New Delhi:India’s startups have high hopes from the first budget of Modi 3.0 as it was Prime Minister Narendra Modi who launched Startup India and Standup India schemes for Indian entrepreneurs in his first term. Though the government has announced several schemes for startups over the years, a contentious issue, the issue of angel tax, continues to haunt entrepreneurs and startup founders. Startups are demanding the abolition or a complete overhaul of this tax levied under Section 56(2)(viib) of the Income Tax Act of 1961.
This tax is so contentious that several leading economists and entrepreneurs joined the voice ahead of this year’s budget seeking its removal.
The Department of Industrial Policy and Promotion (DPIIT), the nodal body under the Ministry of Commerce and Industry, for recognising the startups to avail the tax benefits under government schemes, also urged the Finance Ministry to abolish the angel tax on startups in this budget.
The department has reasons to be concerned as the funding for the startups in the first six months of this year fell by nearly four per cent to a little over 5 billion US dollars.
What is angel tax on startups?
The history of this contentious tax dates back to 2012 when the government introduced a tax under Section 56(2)(viib) of the Income Tax Act on the unlisted startups raising capital from angel investors or venture capitalists if the value of investment exceeded the fair market value for that startup company’s stocks.
As a result, the value of a startup, exceeding the fair market value as determined by the assessing officer, was treated as income and taxed at the rate of 30 per cent.
For example, a group of founders float a new private limited company with an authorised share capital of Rs 1 lakh and the entire share capital is issued, subscribed and paid up by them in the form of shares of face value of Rs 10 each, which means 10,000 shares with face value of Rs 10 each.

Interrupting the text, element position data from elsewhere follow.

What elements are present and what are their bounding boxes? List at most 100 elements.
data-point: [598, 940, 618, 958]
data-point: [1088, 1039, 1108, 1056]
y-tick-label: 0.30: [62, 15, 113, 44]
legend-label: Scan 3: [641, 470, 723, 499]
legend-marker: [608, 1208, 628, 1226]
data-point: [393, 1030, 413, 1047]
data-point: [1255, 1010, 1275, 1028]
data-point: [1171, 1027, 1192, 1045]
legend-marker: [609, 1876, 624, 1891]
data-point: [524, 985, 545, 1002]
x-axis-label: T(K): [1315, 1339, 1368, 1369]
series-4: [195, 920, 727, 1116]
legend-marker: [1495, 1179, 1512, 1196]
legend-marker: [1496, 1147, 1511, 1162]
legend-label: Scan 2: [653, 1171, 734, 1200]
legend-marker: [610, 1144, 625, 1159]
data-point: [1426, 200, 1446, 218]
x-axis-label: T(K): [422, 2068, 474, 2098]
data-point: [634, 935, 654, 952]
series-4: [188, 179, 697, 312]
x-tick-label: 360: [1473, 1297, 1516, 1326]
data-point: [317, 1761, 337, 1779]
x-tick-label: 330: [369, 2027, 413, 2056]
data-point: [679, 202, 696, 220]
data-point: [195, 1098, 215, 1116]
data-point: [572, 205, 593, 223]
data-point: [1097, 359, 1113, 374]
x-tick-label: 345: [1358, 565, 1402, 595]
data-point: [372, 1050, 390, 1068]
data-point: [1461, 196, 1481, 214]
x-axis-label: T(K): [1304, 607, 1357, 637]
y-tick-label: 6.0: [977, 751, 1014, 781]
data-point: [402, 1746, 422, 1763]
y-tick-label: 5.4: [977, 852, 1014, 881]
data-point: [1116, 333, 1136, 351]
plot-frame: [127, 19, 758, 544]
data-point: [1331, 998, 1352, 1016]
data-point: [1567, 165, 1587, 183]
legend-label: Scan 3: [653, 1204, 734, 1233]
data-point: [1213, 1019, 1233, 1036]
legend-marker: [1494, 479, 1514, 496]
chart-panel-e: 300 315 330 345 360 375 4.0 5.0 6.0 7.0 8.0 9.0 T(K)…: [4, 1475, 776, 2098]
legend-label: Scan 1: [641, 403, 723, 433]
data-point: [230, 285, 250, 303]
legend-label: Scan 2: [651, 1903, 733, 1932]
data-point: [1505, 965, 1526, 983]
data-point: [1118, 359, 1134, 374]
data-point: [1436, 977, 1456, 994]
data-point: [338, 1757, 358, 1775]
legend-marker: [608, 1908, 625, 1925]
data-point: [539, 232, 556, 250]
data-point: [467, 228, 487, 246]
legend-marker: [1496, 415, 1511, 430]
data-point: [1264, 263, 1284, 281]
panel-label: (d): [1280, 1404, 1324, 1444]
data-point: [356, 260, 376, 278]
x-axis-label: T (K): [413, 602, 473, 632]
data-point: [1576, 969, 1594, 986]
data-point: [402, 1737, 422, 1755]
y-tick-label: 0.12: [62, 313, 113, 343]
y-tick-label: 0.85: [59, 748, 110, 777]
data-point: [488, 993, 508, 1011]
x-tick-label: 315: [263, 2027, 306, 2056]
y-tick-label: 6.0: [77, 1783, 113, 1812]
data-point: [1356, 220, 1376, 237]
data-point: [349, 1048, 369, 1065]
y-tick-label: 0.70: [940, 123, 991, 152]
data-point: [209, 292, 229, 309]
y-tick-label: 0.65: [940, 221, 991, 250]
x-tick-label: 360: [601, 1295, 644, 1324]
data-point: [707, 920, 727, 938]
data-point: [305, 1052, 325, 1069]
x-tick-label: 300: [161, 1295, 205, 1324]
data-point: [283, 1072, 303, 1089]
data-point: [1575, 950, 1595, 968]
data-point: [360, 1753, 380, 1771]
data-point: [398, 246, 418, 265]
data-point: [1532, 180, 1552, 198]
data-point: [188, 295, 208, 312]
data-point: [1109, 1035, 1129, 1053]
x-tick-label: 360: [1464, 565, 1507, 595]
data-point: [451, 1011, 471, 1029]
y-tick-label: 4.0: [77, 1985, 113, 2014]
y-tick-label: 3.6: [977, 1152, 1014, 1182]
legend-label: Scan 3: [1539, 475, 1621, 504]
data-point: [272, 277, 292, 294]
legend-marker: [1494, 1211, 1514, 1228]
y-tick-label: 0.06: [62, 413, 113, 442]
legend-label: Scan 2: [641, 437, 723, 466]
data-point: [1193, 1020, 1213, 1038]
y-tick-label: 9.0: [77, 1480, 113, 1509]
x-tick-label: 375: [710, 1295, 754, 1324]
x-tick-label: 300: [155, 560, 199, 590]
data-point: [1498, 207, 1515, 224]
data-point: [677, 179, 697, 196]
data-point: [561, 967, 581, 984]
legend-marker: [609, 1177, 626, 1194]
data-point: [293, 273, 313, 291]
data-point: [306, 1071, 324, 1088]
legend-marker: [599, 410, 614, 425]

Then this startup, which has been incorporated in the form of a new private limited company, brings in an investor due to their novel business idea or some innovation or goodwill or some technical know-how or some other intangible asset, and the investor is willing to acquire 10 per cent stake in the startup for a value of Rs 20 crore, valuing the total startup at Rs 200 crore.
It means the investor has valued a 10 rupee share of the company at Rs 2,000, a premium of Rs 1990 per share over its face value.
In such a situation, an income tax officer would tend to levy income tax under Section 56(2)(viib) at the rate of 30 per cent, treating the premium as income rather than investment as apparently the investment exceeds the fair market value.